Our exponentially increasing costs (was Re: [Foundation-l] Re: Answers.com and Wikimedia Foundation to Form New Partnership)
Jimmy Wales
jwales at wikia.com
Wed Oct 26 03:27:23 UTC 2005
Daniel Mayer wrote:
> When that becomes a significant issue, then the model will need to be updated.
> I've been told that, so far, pretty much all the hardware we've ever bought is
> still in use.
That's exactly right.
It might at some point pay to look at selling some of the older servers
to buy newer ones. This would have two benefits:
1. we are now exclusively buying dual-opterons for apache webserving,
these are significantly more powerful _in the same physical space_ than
our single-pentiums -- therefore, we can save a lot of rack space at the
colo by replacing. (This space is not especially expensive, though, in
the grand scheme of things.)
2. In addition to saving physical space, there is a fair amount of dev
time which goes into working with 124 servers (the current count, I
believe, except not all of them are installed just now) which could be
reduced if we were running on half the number of servers. Wikipedia
traffic is growing faster than Moore's Law, but even so, Moore's Law
should make it possible for us to do more with fewer boxes.
The first benefit can be quantified, the second cannot. (How much money
should we be willing to spend to save the developers some time? My
answer is: a LOT. Developer time is not free to us, it is infinitely
expensive.

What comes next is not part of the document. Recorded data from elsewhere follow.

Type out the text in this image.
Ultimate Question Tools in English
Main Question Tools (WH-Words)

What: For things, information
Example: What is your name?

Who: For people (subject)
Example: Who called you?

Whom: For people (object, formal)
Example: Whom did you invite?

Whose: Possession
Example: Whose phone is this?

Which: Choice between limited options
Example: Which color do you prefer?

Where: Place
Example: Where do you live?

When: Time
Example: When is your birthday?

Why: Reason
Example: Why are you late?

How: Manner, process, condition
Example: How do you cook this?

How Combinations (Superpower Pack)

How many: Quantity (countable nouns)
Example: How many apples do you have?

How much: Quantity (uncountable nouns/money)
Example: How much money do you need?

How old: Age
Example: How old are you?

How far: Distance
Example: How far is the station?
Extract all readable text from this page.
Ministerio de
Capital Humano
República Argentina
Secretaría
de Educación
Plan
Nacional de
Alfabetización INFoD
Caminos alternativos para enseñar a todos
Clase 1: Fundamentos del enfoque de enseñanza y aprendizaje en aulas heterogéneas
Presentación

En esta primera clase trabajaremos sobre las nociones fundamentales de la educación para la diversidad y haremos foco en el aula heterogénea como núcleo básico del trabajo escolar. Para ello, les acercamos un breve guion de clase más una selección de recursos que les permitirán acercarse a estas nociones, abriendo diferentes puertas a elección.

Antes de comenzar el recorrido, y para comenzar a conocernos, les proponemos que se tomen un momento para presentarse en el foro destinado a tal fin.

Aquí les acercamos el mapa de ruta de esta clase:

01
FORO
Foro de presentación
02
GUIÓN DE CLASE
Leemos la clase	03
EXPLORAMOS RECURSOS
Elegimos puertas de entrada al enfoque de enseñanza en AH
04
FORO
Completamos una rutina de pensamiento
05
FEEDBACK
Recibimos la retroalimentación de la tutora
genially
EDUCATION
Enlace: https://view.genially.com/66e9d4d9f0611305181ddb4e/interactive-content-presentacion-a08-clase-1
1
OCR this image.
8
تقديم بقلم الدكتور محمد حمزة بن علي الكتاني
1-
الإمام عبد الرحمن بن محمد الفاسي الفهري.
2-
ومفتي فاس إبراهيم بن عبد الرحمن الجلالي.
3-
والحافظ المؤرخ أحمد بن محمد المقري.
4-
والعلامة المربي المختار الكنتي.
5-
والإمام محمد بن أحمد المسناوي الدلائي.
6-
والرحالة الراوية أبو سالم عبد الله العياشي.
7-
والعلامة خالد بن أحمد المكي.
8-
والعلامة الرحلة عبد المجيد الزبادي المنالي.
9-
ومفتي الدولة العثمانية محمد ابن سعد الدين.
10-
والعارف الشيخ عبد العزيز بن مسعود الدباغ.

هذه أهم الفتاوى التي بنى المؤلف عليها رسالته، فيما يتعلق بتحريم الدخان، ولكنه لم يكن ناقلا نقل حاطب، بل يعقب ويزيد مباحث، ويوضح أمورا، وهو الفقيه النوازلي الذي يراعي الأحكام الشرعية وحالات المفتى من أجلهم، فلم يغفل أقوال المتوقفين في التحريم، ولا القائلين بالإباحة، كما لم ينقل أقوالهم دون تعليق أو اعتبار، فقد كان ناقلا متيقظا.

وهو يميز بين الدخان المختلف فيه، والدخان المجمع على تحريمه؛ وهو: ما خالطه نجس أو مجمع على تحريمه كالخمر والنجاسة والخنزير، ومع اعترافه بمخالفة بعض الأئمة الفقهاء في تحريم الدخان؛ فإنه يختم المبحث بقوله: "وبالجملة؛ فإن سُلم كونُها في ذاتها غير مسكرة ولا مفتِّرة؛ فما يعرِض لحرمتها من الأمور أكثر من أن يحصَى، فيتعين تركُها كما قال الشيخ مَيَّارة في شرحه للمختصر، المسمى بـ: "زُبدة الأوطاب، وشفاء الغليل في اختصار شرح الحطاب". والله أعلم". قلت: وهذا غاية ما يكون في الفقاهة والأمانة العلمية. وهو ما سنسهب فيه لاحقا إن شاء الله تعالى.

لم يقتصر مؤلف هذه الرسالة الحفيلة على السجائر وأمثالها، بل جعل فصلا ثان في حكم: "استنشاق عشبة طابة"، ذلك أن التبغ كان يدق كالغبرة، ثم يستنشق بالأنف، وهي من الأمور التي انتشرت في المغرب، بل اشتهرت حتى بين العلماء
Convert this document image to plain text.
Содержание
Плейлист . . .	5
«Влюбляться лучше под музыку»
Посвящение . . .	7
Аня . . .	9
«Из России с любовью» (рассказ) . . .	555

What I mean by that is that it is a lot more cost effective
to have volunteer devs working in a well-funded and exciting environment
where they can play with cutting-edge technology, than it is to
eventually be forced to hire devs to work with boring and annoying old
hardware.)
----
My suspicion is that by the time we are seriously ready to get rid of
some old machines, they will have minimal market value. Dunno.